I think the calculation for DSWWithSharedVMEMCount could be simplified by iterating over DSWithPerms once, while adding each found VMEM to a list or map with a count that increases by 1 for each found DSWithPerm paired with that VMEM. To avoid some of the repeated traversals of preds/succs of the same instructions?

jrbyrnes updated this revision to Diff 528645.Jun 5 2023, 5:31 PM
jrbyrnes marked 6 inline comments as done.

Thanks @kerbowa for pointing out this loop.

Rework loop to optimize + explicitly check for complete match & encode assumptions.

+Rebase

Looks correct to me, my only concerns are about the performance of the rule implementations but, I'm not sure how critical that is if this is only targeting a few small kernels.
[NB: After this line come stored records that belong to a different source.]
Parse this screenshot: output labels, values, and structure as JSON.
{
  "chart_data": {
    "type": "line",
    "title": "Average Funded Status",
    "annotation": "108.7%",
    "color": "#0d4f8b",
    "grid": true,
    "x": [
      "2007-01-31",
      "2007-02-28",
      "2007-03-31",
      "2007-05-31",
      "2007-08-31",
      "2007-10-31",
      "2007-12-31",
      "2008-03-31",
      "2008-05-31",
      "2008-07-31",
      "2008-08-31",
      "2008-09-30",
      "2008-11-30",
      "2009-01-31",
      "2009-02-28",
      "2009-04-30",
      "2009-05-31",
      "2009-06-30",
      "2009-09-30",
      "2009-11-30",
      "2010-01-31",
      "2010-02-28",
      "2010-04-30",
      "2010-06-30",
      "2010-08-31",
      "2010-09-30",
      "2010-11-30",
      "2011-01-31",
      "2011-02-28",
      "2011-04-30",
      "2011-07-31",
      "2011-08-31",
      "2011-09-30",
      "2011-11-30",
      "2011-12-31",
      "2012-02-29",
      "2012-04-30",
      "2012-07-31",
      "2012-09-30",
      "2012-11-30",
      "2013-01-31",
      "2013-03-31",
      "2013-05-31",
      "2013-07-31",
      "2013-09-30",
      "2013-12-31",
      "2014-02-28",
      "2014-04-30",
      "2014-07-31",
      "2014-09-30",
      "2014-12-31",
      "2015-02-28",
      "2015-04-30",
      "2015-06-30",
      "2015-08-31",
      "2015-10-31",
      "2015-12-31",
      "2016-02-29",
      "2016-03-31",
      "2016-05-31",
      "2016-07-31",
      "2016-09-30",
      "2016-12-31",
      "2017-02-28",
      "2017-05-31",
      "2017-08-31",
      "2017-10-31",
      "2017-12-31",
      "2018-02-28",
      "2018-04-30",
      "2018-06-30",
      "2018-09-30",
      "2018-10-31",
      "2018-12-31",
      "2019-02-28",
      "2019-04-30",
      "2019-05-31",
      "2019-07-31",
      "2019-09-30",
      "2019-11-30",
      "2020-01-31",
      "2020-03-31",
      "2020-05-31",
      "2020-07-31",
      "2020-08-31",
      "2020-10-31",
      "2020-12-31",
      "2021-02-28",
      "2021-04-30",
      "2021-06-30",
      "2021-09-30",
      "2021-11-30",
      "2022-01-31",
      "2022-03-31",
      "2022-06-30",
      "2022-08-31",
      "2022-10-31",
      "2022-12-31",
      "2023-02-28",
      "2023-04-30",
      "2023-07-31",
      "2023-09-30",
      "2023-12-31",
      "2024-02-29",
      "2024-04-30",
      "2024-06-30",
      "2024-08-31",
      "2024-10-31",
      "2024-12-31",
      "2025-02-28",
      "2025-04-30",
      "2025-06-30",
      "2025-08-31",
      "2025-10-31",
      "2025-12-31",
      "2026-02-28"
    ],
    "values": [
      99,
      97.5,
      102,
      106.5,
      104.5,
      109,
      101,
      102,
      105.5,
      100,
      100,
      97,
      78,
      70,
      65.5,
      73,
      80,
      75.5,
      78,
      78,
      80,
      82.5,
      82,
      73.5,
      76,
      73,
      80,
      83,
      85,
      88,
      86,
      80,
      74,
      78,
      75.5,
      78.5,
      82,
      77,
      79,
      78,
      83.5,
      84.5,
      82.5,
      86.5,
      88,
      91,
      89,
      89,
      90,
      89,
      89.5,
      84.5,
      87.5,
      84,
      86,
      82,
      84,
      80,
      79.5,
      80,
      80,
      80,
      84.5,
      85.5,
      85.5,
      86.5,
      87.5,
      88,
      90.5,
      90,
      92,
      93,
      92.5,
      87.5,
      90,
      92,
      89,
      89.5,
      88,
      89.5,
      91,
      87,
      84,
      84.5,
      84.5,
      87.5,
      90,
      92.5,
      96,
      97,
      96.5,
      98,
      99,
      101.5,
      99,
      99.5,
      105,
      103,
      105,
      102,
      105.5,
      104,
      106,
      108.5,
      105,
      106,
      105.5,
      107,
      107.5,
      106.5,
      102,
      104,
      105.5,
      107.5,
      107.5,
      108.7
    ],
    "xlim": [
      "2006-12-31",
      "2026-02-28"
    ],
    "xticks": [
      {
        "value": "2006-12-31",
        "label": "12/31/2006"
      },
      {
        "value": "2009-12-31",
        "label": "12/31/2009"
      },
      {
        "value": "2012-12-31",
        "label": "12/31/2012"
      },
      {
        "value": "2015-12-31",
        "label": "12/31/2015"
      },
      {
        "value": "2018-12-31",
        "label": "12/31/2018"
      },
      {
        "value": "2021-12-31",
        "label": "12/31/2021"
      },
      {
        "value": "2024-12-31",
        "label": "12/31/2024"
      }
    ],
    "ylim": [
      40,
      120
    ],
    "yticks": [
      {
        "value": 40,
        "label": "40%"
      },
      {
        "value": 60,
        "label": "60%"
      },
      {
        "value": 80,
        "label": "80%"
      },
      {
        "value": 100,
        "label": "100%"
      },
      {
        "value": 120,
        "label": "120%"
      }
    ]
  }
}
llvm/lib/Target/AMDGPU/AMDGPUIGroupLP.cpp
1177

Again, would caching these results help, or is it unlikely to be a bottleneck?

1224

Will these rules be called relatively often, would it help to cache the first 4 mfma in cases like this?

1225

Does it need to be a direct pred of the MFMA or does it only need to be able to be scheduled before it, could you use reachability in the DAG here instead of searching the preds like this?

jrbyrnes updated this revision to Diff 530954.Jun 13 2023, 9:56 AM
jrbyrnes marked 2 inline comments as done.
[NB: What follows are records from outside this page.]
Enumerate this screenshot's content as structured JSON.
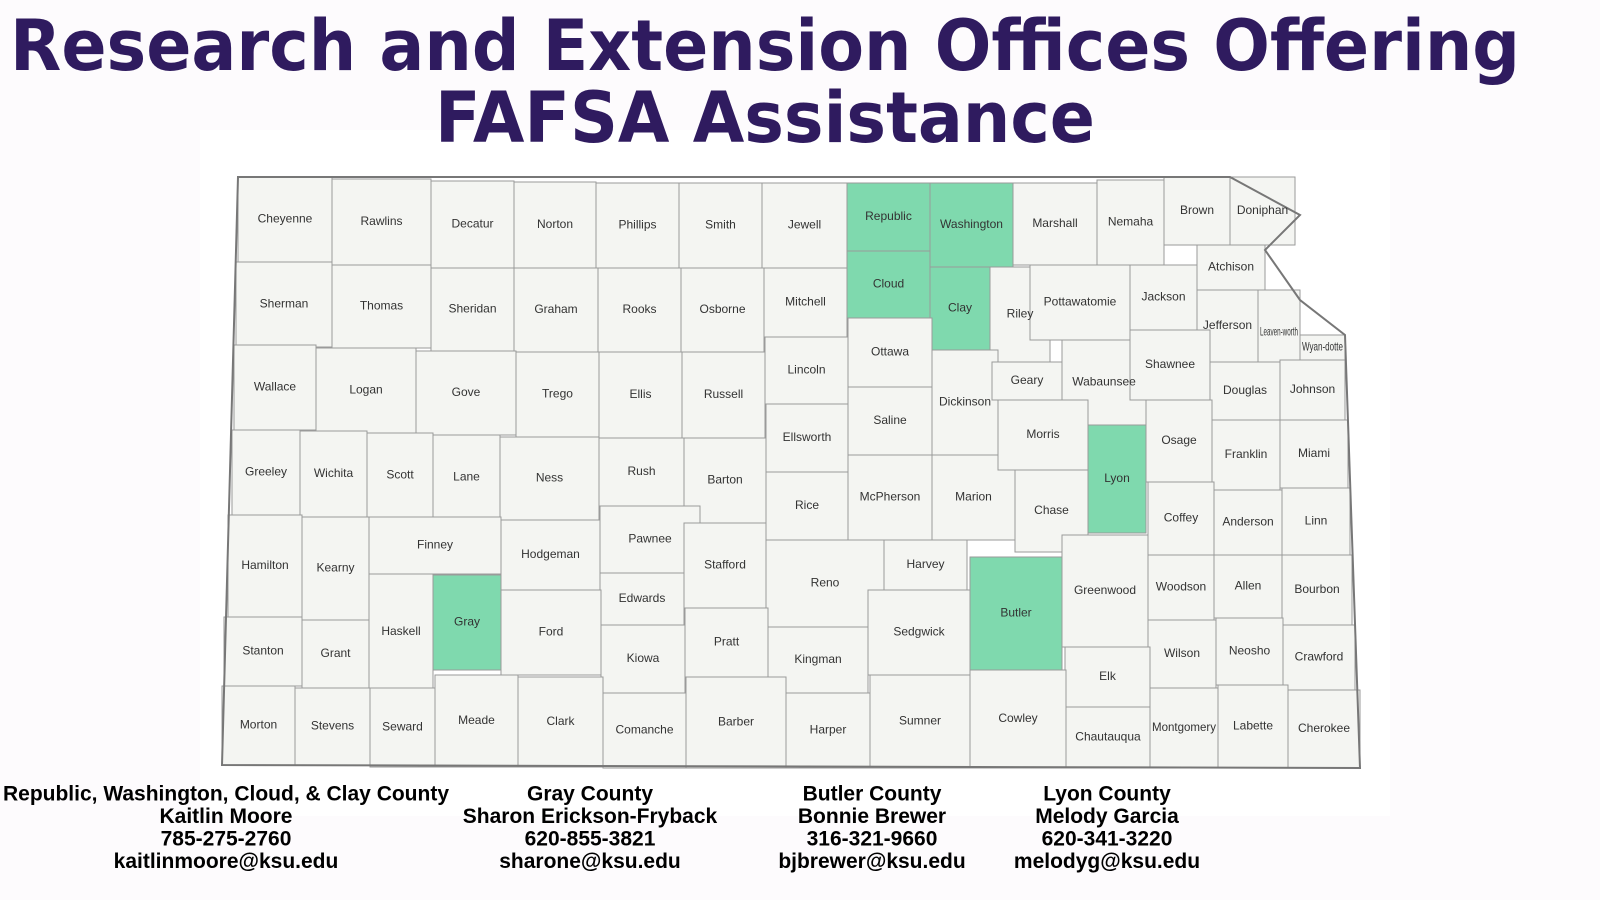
{
  "header": {
    "title_lines": [
      "Research and Extension Offices Offering",
      "FAFSA Assistance"
    ]
  },
  "map": {
    "highlight_color": "#7fd9ae",
    "base_color": "#f4f5f2",
    "counties": [
      {
        "name": "Cheyenne",
        "highlighted": false
      },
      {
        "name": "Rawlins",
        "highlighted": false
      },
      {
        "name": "Decatur",
        "highlighted": false
      },
      {
        "name": "Norton",
        "highlighted": false
      },
      {
        "name": "Phillips",
        "highlighted": false
      },
      {
        "name": "Smith",
        "highlighted": false
      },
      {
        "name": "Jewell",
        "highlighted": false
      },
      {
        "name": "Republic",
        "highlighted": true
      },
      {
        "name": "Washington",
        "highlighted": true
      },
      {
        "name": "Marshall",
        "highlighted": false
      },
      {
        "name": "Nemaha",
        "highlighted": false
      },
      {
        "name": "Brown",
        "highlighted": false
      },
      {
        "name": "Doniphan",
        "highlighted": false
      },
      {
        "name": "Sherman",
        "highlighted": false
      },
      {
        "name": "Thomas",
        "highlighted": false
      },
      {
        "name": "Sheridan",
        "highlighted": false
      },
      {
        "name": "Graham",
        "highlighted": false
      },
      {
        "name": "Rooks",
        "highlighted": false
      },
      {
        "name": "Osborne",
        "highlighted": false
      },
      {
        "name": "Mitchell",
        "highlighted": false
      },
      {
        "name": "Cloud",
        "highlighted": true
      },
      {
        "name": "Clay",
        "highlighted": true
      },
      {
        "name": "Riley",
        "highlighted": false
      },
      {
        "name": "Pottawatomie",
        "highlighted": false
      },
      {
        "name": "Jackson",
        "highlighted": false
      },
      {
        "name": "Atchison",
        "highlighted": false
      },
      {
        "name": "Jefferson",
        "highlighted": false
      },
      {
        "name": "Leaven-worth",
        "highlighted": false
      },
      {
        "name": "Wyan-dotte",
        "highlighted": false
      },
      {
        "name": "Wallace",
        "highlighted": false
      },
      {
        "name": "Logan",
        "highlighted": false
      },
      {
        "name": "Gove",
        "highlighted": false
      },
      {
        "name": "Trego",
        "highlighted": false
      },
      {
        "name": "Ellis",
        "highlighted": false
      },
      {
        "name": "Russell",
        "highlighted": false
      },
      {
        "name": "Lincoln",
        "highlighted": false
      },
      {
        "name": "Ottawa",
        "highlighted": false
      },
      {
        "name": "Saline",
        "highlighted": false
      },
      {
        "name": "Dickinson",
        "highlighted": false
      },
      {
        "name": "Geary",
        "highlighted": false
      },
      {
        "name": "Wabaunsee",
        "highlighted": false
      },
      {
        "name": "Shawnee",
        "highlighted": false
      },
      {
        "name": "Douglas",
        "highlighted": false
      },
      {
        "name": "Johnson",
        "highlighted": false
      },
      {
        "name": "Greeley",
        "highlighted": false
      },
      {
        "name": "Wichita",
        "highlighted": false
      },
      {
        "name": "Scott",
        "highlighted": false
      },
      {
        "name": "Lane",
        "highlighted": false
      },
      {
        "name": "Ness",
        "highlighted": false
      },
      {
        "name": "Rush",
        "highlighted": false
      },
      {
        "name": "Barton",
        "highlighted": false
      },
      {
        "name": "Ellsworth",
        "highlighted": false
      },
      {
        "name": "Rice",
        "highlighted": false
      },
      {
        "name": "McPherson",
        "highlighted": false
      },
      {
        "name": "Marion",
        "highlighted": false
      },
      {
        "name": "Morris",
        "highlighted": false
      },
      {
        "name": "Chase",
        "highlighted": false
      },
      {
        "name": "Lyon",
        "highlighted": true
      },
      {
        "name": "Osage",
        "highlighted": false
      },
      {
        "name": "Franklin",
        "highlighted": false
      },
      {
        "name": "Miami",
        "highlighted": false
      },
      {
        "name": "Hamilton",
        "highlighted": false
      },
      {
        "name": "Kearny",
        "highlighted": false
      },
      {
        "name": "Finney",
        "highlighted": false
      },
      {
        "name": "Hodgeman",
        "highlighted": false
      },
      {
        "name": "Pawnee",
        "highlighted": false
      },
      {
        "name": "Edwards",
        "highlighted": false
      },
      {
        "name": "Stafford",
        "highlighted": false
      },
      {
        "name": "Reno",
        "highlighted": false
      },
      {
        "name": "Harvey",
        "highlighted": false
      },
      {
        "name": "Sedgwick",
        "highlighted": false
      },
      {
        "name": "Butler",
        "highlighted": true
      },
      {
        "name": "Greenwood",
        "highlighted": false
      },
      {
        "name": "Coffey",
        "highlighted": false
      },
      {
        "name": "Anderson",
        "highlighted": false
      },
      {
        "name": "Linn",
        "highlighted": false
      },
      {
        "name": "Gray",
        "highlighted": true
      },
      {
        "name": "Ford",
        "highlighted": false
      },
      {
        "name": "Kiowa",
        "highlighted": false
      },
      {
        "name": "Pratt",
        "highlighted": false
      },
      {
        "name": "Kingman",
        "highlighted": false
      },
      {
        "name": "Woodson",
        "highlighted": false
      },
      {
        "name": "Allen",
        "highlighted": false
      },
      {
        "name": "Bourbon",
        "highlighted": false
      },
      {
        "name": "Wilson",
        "highlighted": false
      },
      {
        "name": "Neosho",
        "highlighted": false
      },
      {
        "name": "Crawford",
        "highlighted": false
      },
      {
        "name": "Elk",
        "highlighted": false
      },
      {
        "name": "Stanton",
        "highlighted": false
      },
      {
        "name": "Grant",
        "highlighted": false
      },
      {
        "name": "Haskell",
        "highlighted": false
      },
      {
        "name": "Morton",
        "highlighted": false
      },
      {
        "name": "Stevens",
        "highlighted": false
      },
      {
        "name": "Seward",
        "highlighted": false
      },
      {
        "name": "Meade",
        "highlighted": false
      },
      {
        "name": "Clark",
        "highlighted": false
      },
      {
        "name": "Comanche",
        "highlighted": false
      },
      {
        "name": "Barber",
        "highlighted": false
      },
      {
        "name": "Harper",
        "highlighted": false
      },
      {
        "name": "Sumner",
        "highlighted": false
      },
      {
        "name": "Cowley",
        "highlighted": false
      },
      {
        "name": "Chautauqua",
        "highlighted": false
      },
      {
        "name": "Montgomery",
        "highlighted": false
      },
      {
        "name": "Labette",
        "highlighted": false
      },
      {
        "name": "Cherokee",
        "highlighted": false
      }
    ]
  },
  "contacts": [
    {
      "area": "Republic, Washington, Cloud, & Clay County",
      "name": "Kaitlin Moore",
      "phone": "785-275-2760",
      "email": "kaitlinmoore@ksu.edu"
    },
    {
      "area": "Gray County",
      "name": "Sharon Erickson-Fryback",
      "phone": "620-855-3821",
      "email": "sharone@ksu.edu"
    },
    {
      "area": "Butler County",
      "name": "Bonnie Brewer",
      "phone": "316-321-9660",
      "email": "bjbrewer@ksu.edu"
    },
    {
      "area": "Lyon County",
      "name": "Melody Garcia",
      "phone": "620-341-3220",
      "email": "melodyg@ksu.edu"
    }
  ]
}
Like you, I am mindful of the compile time costs, but not overly concerned since it is only relevant to a few blocks.

That said, the cache idea is a cheap way to get some compile time improvements, so I've implemented that feature.

kerbowa added inline comments.Jun 25 2023, 11:23 PM
llvm/lib/Target/AMDGPU/AMDGPUIGroupLP.cpp
139

Looks good, but this seems a bit vague as a field in SchedGroup. Can these just be captured in the lamdas since the way each rule would use a cache may be different?

jrbyrnes updated this revision to Diff 534669.Jun 26 2023, 11:30 AM

Move caches into rule scope.

kerbowa added inline comments.Jul 5 2023, 8:22 PM
llvm/lib/Target/AMDGPU/AMDGPUIGroupLP.cpp
116

Can you make this into a class or struct? We may want to add more to the Rule class than just the classifier and a cache.

140

Unused.

jrbyrnes updated this revision to Diff 537758.Jul 6 2023, 9:00 AM

InstructionRule class

kerbowa added inline comments.Jul 6 2023, 11:38 AM
llvm/lib/Target/AMDGPU/AMDGPUIGroupLP.cpp
113–114

Put this in the class so that it can access the cache?

115

What if this was a member function in InstructionRule, that way rules could be reused. Or do you think that the rules will always be so specific that it is not needed and that common functionality should just be in some functions somewhere?

jrbyrnes updated this revision to Diff 537874.Jul 6 2023, 2:07 PM

Convert function_ref to functor-like classes

jrbyrnes updated this revision to Diff 537877.Jul 6 2023, 2:09 PM

Remove unintended errs()

kerbowa accepted this revision.Jul 9 2023, 1:23 PM

LGTM

This revision is now accepted and ready to land.Jul 9 2023, 1:23 PM
This revision was landed with ongoing or failed builds.Jul 13 2023, 12:04 PM
This revision was automatically updated to reflect the committed changes.